“He’s interested in the idea, and you’re interested in your idea.”
After the craziness of last week’s drug fueled fever dream of an episode, Mad Men returned to some straightforward story telling with familiar tales of casual infidelity and accidental stabbing. We start in a meeting with Don, Ted, and Peggy, as they go over an upcoming pitch, while the two bosses squabble over whose idea to use. Peggy, who is smart enough that heir no good side to choose when bosses are fighting, continually positions herself in between the collected ego of Don and Ted.
Peggy’s rough day continues when she arrives at her dump of an apartment to find an injured Abe being uncooperative to a NYC police officer. Apparently Abe was mugged on the subway, and was stabbed in the process, but is now refusing to provide details about his attacker, particularly the ethnicity. Abe has entered full on 60’s radical mode, and rants about the police state that they will soon have to rise up against. Peggy is at odds with this vision, because it conflicts with the stable life that she wants for herself and has worked so hard to create. After a rock gets thrown through a window, Peggy builds a makeshift spear, and when startled by Abe, jumps and stabs him with it. The scene of them in the ambulance was one of the funnier scenes on the show this season, as crazy as that sounds. In a priceless moment, Peggy asks the EMT if Abe is going to be ok, and gets only a shrug in return. Abe breaks up with Peggy right there, and says that she stands for everything he hates. The end of her story this weeks, finds Peggy alone, stuck between all the men in her life.
This season, Mad Men has put particular emphasis on the past, and so it only makes since that at some point Don and Betty would relive the insanity and anger that was their marriage. Bobby Draper has been away at camp for the summer, and Don and Betty both make the trip spend the last day with him. Betty has lost the excess weight that has plagued her for two years, and ditched her recently darkened hair. Now, in shorts, and with her blond hair in bob, she looks the same as when Don married her. Don likes to put people in boxes, and once they are in those boxes it’s next to impossible for them to escape. Betty managed to escape from her box, at the cost of her marriage to Don, but now, with her new husbands run for political office, it seems like Betty has stopped her slow progress towards having her own identity and returned to the role of the stereotypically perfect housewife. Don sees her back in the role that he always wanted to play and he has to have her. This gives Don a chance to give post-coital speech about the difference between sex and intimacy, about how having one does not always have to imply the other.
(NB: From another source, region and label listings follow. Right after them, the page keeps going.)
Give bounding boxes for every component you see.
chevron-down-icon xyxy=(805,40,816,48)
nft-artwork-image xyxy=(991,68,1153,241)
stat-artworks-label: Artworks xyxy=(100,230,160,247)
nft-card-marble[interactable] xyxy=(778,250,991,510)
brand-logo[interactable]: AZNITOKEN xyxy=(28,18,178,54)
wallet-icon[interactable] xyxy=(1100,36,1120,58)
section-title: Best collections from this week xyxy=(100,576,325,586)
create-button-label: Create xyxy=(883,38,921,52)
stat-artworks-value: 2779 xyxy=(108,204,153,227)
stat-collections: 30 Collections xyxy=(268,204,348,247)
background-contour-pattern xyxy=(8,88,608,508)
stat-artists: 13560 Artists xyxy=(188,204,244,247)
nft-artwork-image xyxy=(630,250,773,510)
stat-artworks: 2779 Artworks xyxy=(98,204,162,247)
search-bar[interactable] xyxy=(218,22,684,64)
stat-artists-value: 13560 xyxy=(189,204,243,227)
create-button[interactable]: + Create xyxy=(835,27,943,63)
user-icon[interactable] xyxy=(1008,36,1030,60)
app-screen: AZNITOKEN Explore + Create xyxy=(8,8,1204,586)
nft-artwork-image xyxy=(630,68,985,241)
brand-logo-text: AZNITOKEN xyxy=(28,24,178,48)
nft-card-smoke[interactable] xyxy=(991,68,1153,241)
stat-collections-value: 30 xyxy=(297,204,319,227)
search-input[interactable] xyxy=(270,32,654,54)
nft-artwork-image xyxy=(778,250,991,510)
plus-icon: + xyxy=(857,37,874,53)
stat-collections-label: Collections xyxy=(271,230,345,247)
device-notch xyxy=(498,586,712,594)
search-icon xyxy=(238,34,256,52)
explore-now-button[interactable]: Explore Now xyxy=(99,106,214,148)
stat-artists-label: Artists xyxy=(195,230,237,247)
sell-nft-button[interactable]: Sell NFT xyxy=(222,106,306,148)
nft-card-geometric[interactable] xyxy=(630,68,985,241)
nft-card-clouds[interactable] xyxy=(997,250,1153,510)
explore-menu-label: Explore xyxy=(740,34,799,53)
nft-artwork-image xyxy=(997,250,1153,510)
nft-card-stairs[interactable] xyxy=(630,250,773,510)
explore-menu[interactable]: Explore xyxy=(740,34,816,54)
The next morning, Don awakes to find Betty with her new husband Henry, seemingly happy, while he is the one he had to wake up alone.
The final subplot follows Roger on his descent straight into useless old guy territory. He takes his too-young grandson to see Planet of the Apes, failing as most do who try to emulate Draper, and terrifies the boy, and then barges in on Joan and Bob’s day date, only to be told that he is not the father that Kevin, his secret child with Joan, needs. I mention this all so I have the chance to ask WHO THE HECK IS BOB BENSON?!
Character Study: Megan Draper
Poor, sad Megan. She really hasn’t had much to do this season. Her primary actions have been struggling on her soap opera, being a terrible step-mother to the Draper kids, and watching her marriage slowly breakdown as her husband has an affair with one of her only friends. Now while all that could make for compelling character drama, when it’s dragged out over eight episodes it feels very sloooooooow, even by Mad Men standards. Her primary scene in this episode even had a moment of meta-commentary on her characters predicament on the show. Megan’s soap opera co-star arrives at the apartment, and Megan immediately begins to pour her heart out to her. This is the moment her co-star decides to lean in and kiss Megan, instantly reminding everyone that this is the woman who wanted Megan and Don to swing with her and her husband. Megan rebuffs her advances not once, not twice, but three times, in one of the funnier scenes on Mad Men this season. She then points out the obvious nature of Megan’s scene, she actually calls it that, as the sad lonely girl.
The character of Megan has definitely taken a step into the background of the show’s cast, which feels surprising considering the prominence her character enjoyed last season. Back then, she took on challenges, quit her unfulfilling job, wallowed in the depths of wannabe actors, got a shot at her big break, and even did the impossible: made Don Draper change, even if it was only temporary. This season, Megan seems to be stuck and is very unhappy about it. It harkens back to the old Betty of season one, stuck in an increasingly loveless marriage, but still trying to keep up the façade. On a show as obsessed with the past as Mad Men is, this must be entirely intentional. It shows how strong Don’s desire to put people into certain roles is, and how he wants his wife to play a certain role. He tried to change, and be different, but everything always comes back around in the end. Now it’s Megan’s turn to be stuck, and compared against Betty’s presumed freedom, in the role of the woman who love Don Draper the most, which means she interests him the least.